Both buildings are due to be finished by the end of next year, as are nine other entirely new buildings. Of the 36 Olympic venues, 31 are in Beijing and of these, 11 are new, 11 are being renovated and nine will be temporary sites. The cost is estimated at $38 billion (£21.7 billion). Of that, about $2.4 billion will be spent on the Olympic venues alone and possibly as much as $40 billion will be spent on urban renewal and on infrastructure improvements.
That compares with the $16 billion expected to be spent on London’s infrastructure.
Such grand schemes may be achievable these days only by governments unencumbered by the views of voters. But there is little doubt that the Olympics will change the landscape of Beijing. Underground networks will connect the city and the Olympic Village that lies directly north of the Forbidden City — once home to China’s emperors — in the centre of Beijing.
Lord Foster of Thamesbank is designing a new airport that will be built in only four years and will dwarf all the terminals at Heathrow combined.
Beijing will renovate nearly 400 miles of sewage pipes and build 228 miles of roads — of which all but 40 miles are already complete. Indeed, so fast has the construction progressed that International Olympic Committee officials have been heard to voice anxieties that the facilities will be finished too early and could even begin to deteriorate before the Games open on August 8, 2008.
That date was not chosen by chance. The number eight is deeply auspicious in China, sounding like the word for “rich” in the southern Cantonese dialect. It is not the only nod to tradition.
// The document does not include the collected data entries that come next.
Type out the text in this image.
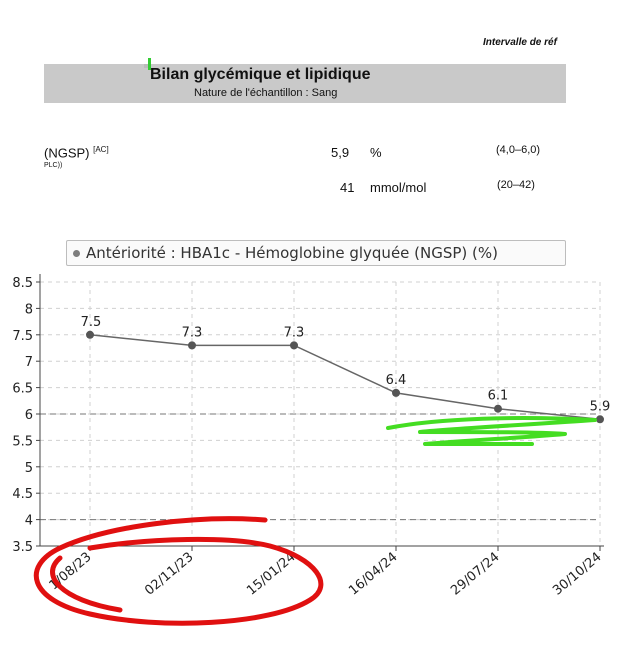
Intervalle de réf
Bilan glycémique et lipidique
Nature de l'échantillon : Sang
(NGSP) [AC]
PLC))
5,9 %	(4,0–6,0)
41 mmol/mol	(20–42)
Antériorité : HBA1c - Hémoglobine glyquée (NGSP) (%)
3.5
4
4.5
5
5.5
6
6.5
7
7.5
8
8.5
1/08/23	02/11/23	15/01/24	16/04/24	29/07/24	30/10/24
7.5
7.3	7.3
6.4
6.1
5.9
The entire Olympic site is in the shape of a dragon, and no ordinary dragon either, but an ancient beast whose body has existed for millennia, forming the axis of imperial Beijing from north to south in accordance with the beliefs of feng shui.
Olympic organisers brush aside anxieties that they are proceeding too fast. Wang Zhiyuan, chief economist of the Beijing 2008 construction office, said recently: “We thought we were ahead of schedule, but there have been some problems so we are now making steady progress on schedule.”
One report was that steel shortages were hampering work by the 17,000 workers at the Olympic sites. But Jun Yuan, the construction office chief, said that the 110,000 tonnes of steel required for the national stadium alone would be delivered on time.
He did admit to two problems. “We have adopted new technologies unprecedented in China and applying these is causing difficulties,” he said.
But for Beijing the Games are bringing a mini economic boom. The influx of capital is expected to create 1.8 million jobs and to add nearly one percentage point to economic growth. That may help to compensate the many families whose homes have been razed to make way or those whose jobs will move as polluting factories are moved out to try to ensure clean air over Beijing.
During the Games drivers in the city will be forced to leave their cars at home. Construction work on most of the 3,000 building sites in the city will cease and factories and power plants will close. Roads will be sprayed several times a day to dampen down particulate matter and planes and rockets will be used to seed clouds to try to induce rain.
A better manners campaign is also under way to fine those who spit in the street and to persuade commuters to queue. Nearly 2 million booklets on etiquette are being distributed. But it may be easier to redesign Beijing as a dragon than to change the habits of centuries.